The proinflammatory protease caspase-1 plays pivotal roles in central pathways of innate immunity, thereby contributing to pathogen clearance. Beside its physiological role, dysregulated activity of caspase-1 is known to contribute to an increasing number of diseases. In this study, we optimized and validated a low-volume human whole blood assay facilitating the measurement of caspase-1 activation and inflammasome-related gene expression upon stimulation of the NLRP3, NLRC4 or AIM2 inflammasome. Using the NLRP3 inflammasome specific inhibitor MCC950, we were able to measure the activity of canonical or alternative NLRP3 pathways, AIM2 and NLRC4 inflammasomes in whole blood. Based on our data we assume a superposition of NLRP3 and NLRC4 inflammasome activities in human whole blood following stimulation with S. typhimurium. The optimized whole blood assay may be suitable for diagnostic and research purposes for pediatric patients who can only donate small amounts of blood.

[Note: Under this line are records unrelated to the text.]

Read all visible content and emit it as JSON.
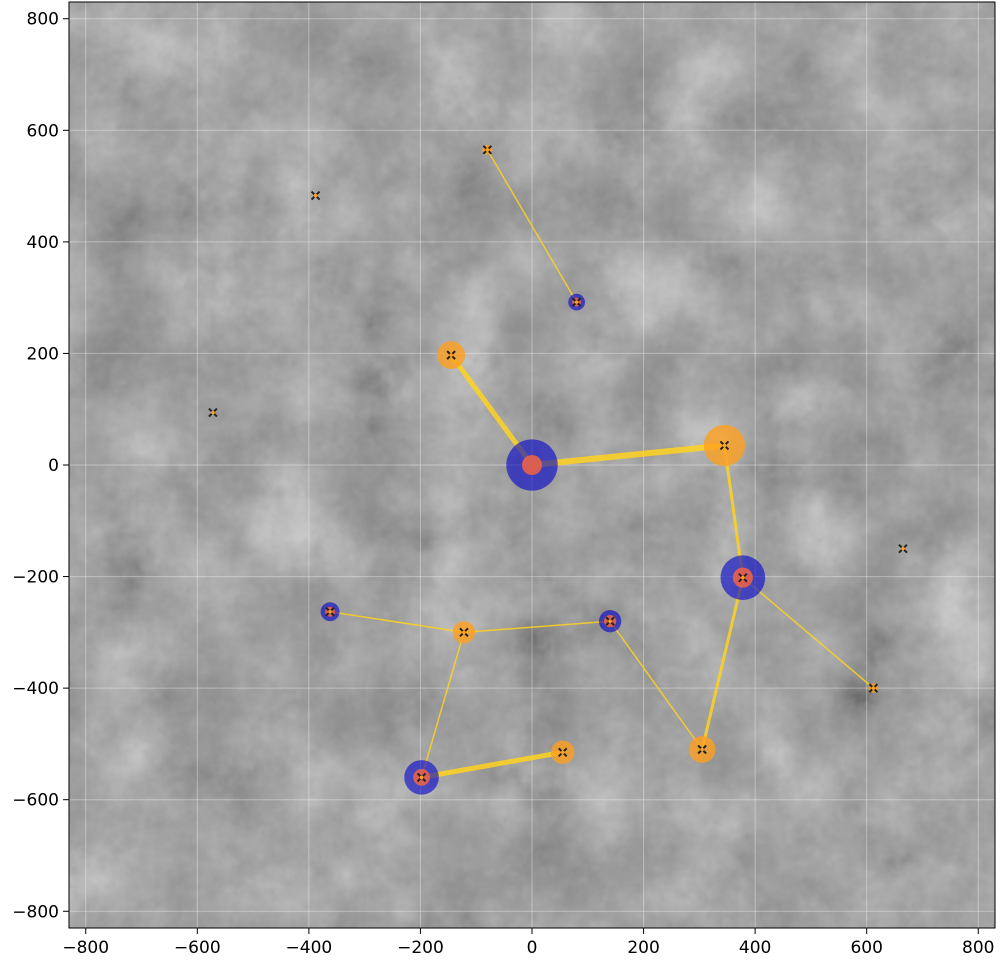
{
  "chart_data": {
    "type": "scatter",
    "title": "",
    "xlabel": "",
    "ylabel": "",
    "xlim": [
      -830,
      830
    ],
    "ylim": [
      -830,
      830
    ],
    "grid": true,
    "xticks": [
      -800,
      -600,
      -400,
      -200,
      0,
      200,
      400,
      600,
      800
    ],
    "yticks": [
      800,
      600,
      400,
      200,
      0,
      -200,
      -400,
      -600,
      -800
    ],
    "xtick_labels": [
      "−800",
      "−600",
      "−400",
      "−200",
      "0",
      "200",
      "400",
      "600",
      "800"
    ],
    "ytick_labels": [
      "800",
      "600",
      "400",
      "200",
      "0",
      "−200",
      "−400",
      "−600",
      "−800"
    ],
    "background": "grayscale terrain map",
    "colors": {
      "blue_halo": "#0000cc",
      "orange_node": "#ff9f1c",
      "red_core": "#e8604a",
      "edge": "#ffd21f",
      "marker": "#222222"
    },
    "nodes": [
      {
        "x": 0,
        "y": 0,
        "outer": 46,
        "inner": 18,
        "halo": "blue"
      },
      {
        "x": -145,
        "y": 197,
        "outer": 25,
        "halo": "orange"
      },
      {
        "x": 345,
        "y": 35,
        "outer": 37,
        "halo": "orange"
      },
      {
        "x": 378,
        "y": -202,
        "outer": 40,
        "inner": 18,
        "halo": "blue"
      },
      {
        "x": 80,
        "y": 292,
        "outer": 15,
        "inner": 8,
        "halo": "blue"
      },
      {
        "x": -80,
        "y": 565,
        "outer": 9,
        "halo": "orange"
      },
      {
        "x": -362,
        "y": -263,
        "outer": 17,
        "inner": 9,
        "halo": "blue"
      },
      {
        "x": -122,
        "y": -300,
        "outer": 20,
        "halo": "orange"
      },
      {
        "x": 140,
        "y": -280,
        "outer": 20,
        "inner": 11,
        "halo": "blue"
      },
      {
        "x": 612,
        "y": -400,
        "outer": 9,
        "halo": "orange"
      },
      {
        "x": -198,
        "y": -560,
        "outer": 31,
        "inner": 15,
        "halo": "blue"
      },
      {
        "x": 55,
        "y": -515,
        "outer": 21,
        "halo": "orange"
      },
      {
        "x": 305,
        "y": -510,
        "outer": 24,
        "halo": "orange"
      }
    ],
    "edges": [
      {
        "from": [
          0,
          0
        ],
        "to": [
          -145,
          197
        ],
        "width": 5
      },
      {
        "from": [
          0,
          0
        ],
        "to": [
          345,
          35
        ],
        "width": 6
      },
      {
        "from": [
          345,
          35
        ],
        "to": [
          378,
          -202
        ],
        "width": 3
      },
      {
        "from": [
          378,
          -202
        ],
        "to": [
          305,
          -510
        ],
        "width": 3
      },
      {
        "from": [
          378,
          -202
        ],
        "to": [
          612,
          -400
        ],
        "width": 1.5
      },
      {
        "from": [
          80,
          292
        ],
        "to": [
          -80,
          565
        ],
        "width": 1.5
      },
      {
        "from": [
          -362,
          -263
        ],
        "to": [
          -122,
          -300
        ],
        "width": 1.5
      },
      {
        "from": [
          -122,
          -300
        ],
        "to": [
          140,
          -280
        ],
        "width": 1.5
      },
      {
        "from": [
          -122,
          -300
        ],
        "to": [
          -198,
          -560
        ],
        "width": 1.5
      },
      {
        "from": [
          140,
          -280
        ],
        "to": [
          305,
          -510
        ],
        "width": 1.5
      },
      {
        "from": [
          -198,
          -560
        ],
        "to": [
          55,
          -515
        ],
        "width": 5
      }
    ],
    "markers": [
      {
        "x": -80,
        "y": 565
      },
      {
        "x": 80,
        "y": 292
      },
      {
        "x": -145,
        "y": 197
      },
      {
        "x": 345,
        "y": 35
      },
      {
        "x": 378,
        "y": -202
      },
      {
        "x": -362,
        "y": -263
      },
      {
        "x": -122,
        "y": -300
      },
      {
        "x": 140,
        "y": -280
      },
      {
        "x": 612,
        "y": -400
      },
      {
        "x": 55,
        "y": -515
      },
      {
        "x": 305,
        "y": -510
      },
      {
        "x": -198,
        "y": -560
      },
      {
        "x": -388,
        "y": 483
      },
      {
        "x": -572,
        "y": 94
      },
      {
        "x": 665,
        "y": -150
      }
    ]
  }
}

促炎性蛋白酶caspase-1在先天免疫的主要途径中起关键作用，从而有助于病原体清除。除了其生理作用外，caspase-1活性失调还导致了越来越多的疾病。在这项研究中，我们优化和验证了一种低容量的人全血检测方法，该方法可促进NLRP3，NLRC4或AIM2炎性小体的刺激，从而测量caspase-1激活和炎性小体相关的基因表达。使用NLRP3炎性体特异性抑制剂MCC950，我们能够测量全血中规范性或替代性NLRP3途径，AIM2和NLRC4炎性体的活性。根据我们的数据，我们假设鼠伤寒沙门氏菌刺激后人全血中的NLRP3和NLRC4炎性体活性叠加。。优化的全血分析可能适合仅捐赠少量血液的小儿患者的诊断和研究目的。